I. L’encadrement procédural de la reconnaissance de l’intérêt public majeur

A. Une concentration des voies de recours justifiée par la sécurité juridique

Le législateur a entendu limiter les recours successifs pour favoriser l’aboutissement de projets majeurs nécessaires à la transition écologique ou à la souveraineté nationale. Cette orientation politique vise à « réduire l’incertitude juridique pesant sur certains projets industriels » en fixant précocement un élément essentiel de la décision administrative. La loi prévoit que la reconnaissance de la raison impérative d’intérêt public majeur est désormais divisible du décret qualifiant le projet d’intérêt national. Dès lors, cette qualification ne peut être contestée qu’à l’occasion du recours dirigé contre l’acte initial, interdisant ainsi toute exception d’illégalité ultérieure. Le Conseil constitutionnel valide cette restriction en soulignant qu’elle s’applique uniquement à des projets industriels d’une importance particulière pour l’intérêt général.

B. Le maintien d’un contrôle juridictionnel effectif sur l’acte initial

L’article 16 de la Déclaration de 1789 impose que le droit des personnes intéressées d’exercer un recours devant une juridiction ne subisse aucune atteinte substantielle. Les juges considèrent que la mesure contestée « ne porte pas une atteinte disproportionnée au droit à un recours juridictionnel effectif » dans la présente espèce. Le recours direct contre le décret qualifiant le projet demeure ouvert à toute personne justifiant d’un intérêt à agir contre cette décision administrative. En outre, la possibilité de solliciter l’abrogation de l’acte devenu illégal suite à un changement de circonstances préserve la faculté de contestation des tiers. Cette architecture juridique garantit que la légalité de la reconnaissance de l’intérêt public majeur reste soumise à la vérification d’un juge indépendant. Si la procédure est ainsi simplifiée au profit de l’administration, le fond du droit environnemental demeure protégé par des exigences de fond substantielles.

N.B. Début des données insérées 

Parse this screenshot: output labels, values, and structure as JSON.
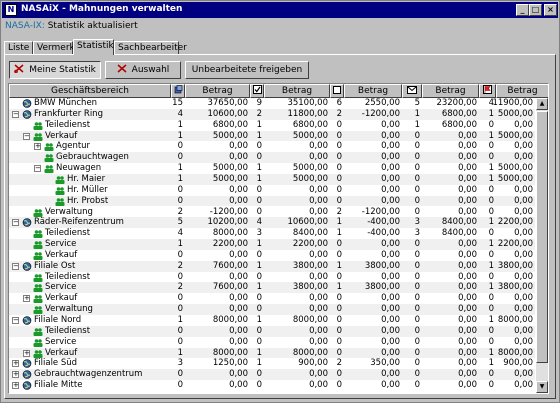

II. La préservation des exigences constitutionnelles liées à l’environnement

A. L’absence d’altération des conditions de fond de la dérogation environnementale

Les articles 1er et 2 de la Charte de l’environnement consacrent le droit à un environnement équilibré et le devoir de préservation de la nature. Le Conseil constitutionnel rappelle que le législateur « ne saurait priver de garanties légales » le droit de vivre dans un milieu respectueux de la santé. Les dispositions critiquées se bornent à modifier le calendrier de la reconnaissance de l’intérêt public sans supprimer les critères de fond de la dérogation. L’autorité administrative conserve l’obligation d’apprécier la nature du projet industriel au regard des intérêts protégés par le code de l’environnement et sa réglementation. Le juge administratif exerce toujours un contrôle de l’erreur manifeste d’appréciation sur l’existence réelle d’une raison impérative justifiant l’atteinte aux espèces protégées.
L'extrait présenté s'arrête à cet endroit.